Bosnia’s war already involved systematic violations of international humanitarian law – deliberate targeting of civilians, mass executions, ethnic cleansing, and sexual violence. These crimes are well-documented and affirmed by international courts.
But the Sarajevo Safari allegations introduce a darker dimension:
• Killing not for ideology or military strategy, but for entertainment
• Life reduced to an experience package
• Death turned into a purchasable thrill
• Violence commodified and exported to a global clientele
Philosopher Achille Mbembe’s concept of necropolitics – the power to dictate who may live and who must die – finds perhaps its most grotesque expression here: not merely an army deciding, but private individuals purchasing the right to kill.
Elsewhere in the world, the idea of “human safaris” has surfaced in non-lethal contexts – such as the Jarawa tribes of the Andaman Islands being displayed to tourists. Yet the Bosnian case, if true, represents its most lethal incarnation.
Memory, Justice, and the Risk of Sensationalism
Such stories risk collapsing into sensationalism, overshadowing the broader and fully documented atrocities committed during the war. More than 100,000 people were killed; countless others suffered in concentration camps and rape camps.

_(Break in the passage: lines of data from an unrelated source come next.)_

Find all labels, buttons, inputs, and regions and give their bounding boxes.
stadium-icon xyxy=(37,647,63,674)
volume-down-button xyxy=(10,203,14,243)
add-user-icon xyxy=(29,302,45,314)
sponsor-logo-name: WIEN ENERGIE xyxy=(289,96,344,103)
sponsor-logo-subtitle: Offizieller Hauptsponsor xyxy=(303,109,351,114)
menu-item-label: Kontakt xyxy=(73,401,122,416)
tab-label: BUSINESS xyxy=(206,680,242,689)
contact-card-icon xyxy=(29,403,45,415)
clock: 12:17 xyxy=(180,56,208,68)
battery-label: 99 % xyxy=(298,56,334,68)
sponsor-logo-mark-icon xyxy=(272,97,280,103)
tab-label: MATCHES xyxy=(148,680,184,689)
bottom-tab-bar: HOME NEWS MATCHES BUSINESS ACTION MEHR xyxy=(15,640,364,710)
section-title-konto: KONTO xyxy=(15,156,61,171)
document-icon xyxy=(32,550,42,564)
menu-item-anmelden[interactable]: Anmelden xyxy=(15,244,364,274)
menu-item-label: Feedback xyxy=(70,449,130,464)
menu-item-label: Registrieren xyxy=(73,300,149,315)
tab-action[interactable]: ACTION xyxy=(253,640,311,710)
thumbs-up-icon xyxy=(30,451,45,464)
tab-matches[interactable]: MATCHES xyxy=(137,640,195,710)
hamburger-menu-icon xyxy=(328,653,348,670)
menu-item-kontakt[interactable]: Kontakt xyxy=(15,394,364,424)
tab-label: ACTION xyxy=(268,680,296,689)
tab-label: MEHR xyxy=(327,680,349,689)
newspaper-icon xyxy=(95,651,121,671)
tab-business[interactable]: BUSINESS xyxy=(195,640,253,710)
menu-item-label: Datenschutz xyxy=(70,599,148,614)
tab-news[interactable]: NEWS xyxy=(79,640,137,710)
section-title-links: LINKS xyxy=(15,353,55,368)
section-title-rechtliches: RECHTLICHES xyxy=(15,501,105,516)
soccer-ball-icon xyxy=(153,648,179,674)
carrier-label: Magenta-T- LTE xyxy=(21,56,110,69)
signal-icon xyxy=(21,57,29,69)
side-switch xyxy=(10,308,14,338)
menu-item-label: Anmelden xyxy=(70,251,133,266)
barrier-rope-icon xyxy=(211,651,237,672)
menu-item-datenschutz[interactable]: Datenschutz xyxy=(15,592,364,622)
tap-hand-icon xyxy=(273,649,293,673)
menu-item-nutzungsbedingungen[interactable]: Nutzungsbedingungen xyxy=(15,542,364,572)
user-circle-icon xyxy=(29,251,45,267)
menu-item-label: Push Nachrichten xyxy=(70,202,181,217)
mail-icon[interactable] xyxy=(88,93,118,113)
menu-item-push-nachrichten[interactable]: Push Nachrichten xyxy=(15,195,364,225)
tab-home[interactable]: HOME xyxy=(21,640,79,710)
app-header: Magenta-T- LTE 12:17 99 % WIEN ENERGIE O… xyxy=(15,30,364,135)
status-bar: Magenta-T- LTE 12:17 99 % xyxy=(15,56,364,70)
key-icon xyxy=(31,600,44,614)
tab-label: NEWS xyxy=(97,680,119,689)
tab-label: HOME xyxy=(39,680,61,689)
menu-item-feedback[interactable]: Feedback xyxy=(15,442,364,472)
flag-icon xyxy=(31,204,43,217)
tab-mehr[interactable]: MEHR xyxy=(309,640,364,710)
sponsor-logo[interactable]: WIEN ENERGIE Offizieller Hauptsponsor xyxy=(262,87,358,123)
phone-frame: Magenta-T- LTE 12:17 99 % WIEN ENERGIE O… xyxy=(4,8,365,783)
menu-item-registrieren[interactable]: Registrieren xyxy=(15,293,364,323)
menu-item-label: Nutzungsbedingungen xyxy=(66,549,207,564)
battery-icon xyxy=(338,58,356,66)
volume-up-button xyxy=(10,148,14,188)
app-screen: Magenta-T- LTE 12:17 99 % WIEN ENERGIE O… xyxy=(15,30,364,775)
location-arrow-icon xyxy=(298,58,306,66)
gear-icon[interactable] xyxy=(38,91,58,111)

These facts require no new revelations to be horrifying.
Yet the Sarajevo Safari allegations cannot be dismissed as mere tabloid fodder. They touch on a deeper question: how many layers of violence were hidden within the chaos of Bosnia’s war? How much cruelty remains unrecorded because it fell outside the categories that investigators were prepared to recognize?
Conclusion: Why It Matters Today
Justice often arrives late. And with every day it fails to come, the memory of the victims is left a little more deserted, a little more exposed to the slow erosion of silence. Whether these allegations are ultimately judged as exaggerations, verified through evidence, or partially disproven, the case known as the Sarajevo Safari demands an investigation that is precise, evidence-based, and free from political influence. Seeking the truth is not only a legal duty; it is an ethical necessity – a matter of human dignity that can no longer be postponed.
Thirty years after the war, survivors still live with the consequences. Many who ran across Sniper Alley as children, who lost limbs, parents, or futures, are alive today. The Milan investigation is, in part, a test of whether their suffering will be acknowledged in its entirety – or whether Europe will avert its eyes from the darkest possibilities of its own recent past.
Justice delayed is painful.
Justice denied is a betrayal.
But justice pursued – honestly, rigorously, without political convenience – remains the only path that honors the dead, protects the living, and prevents silence from becoming yet another form of violence.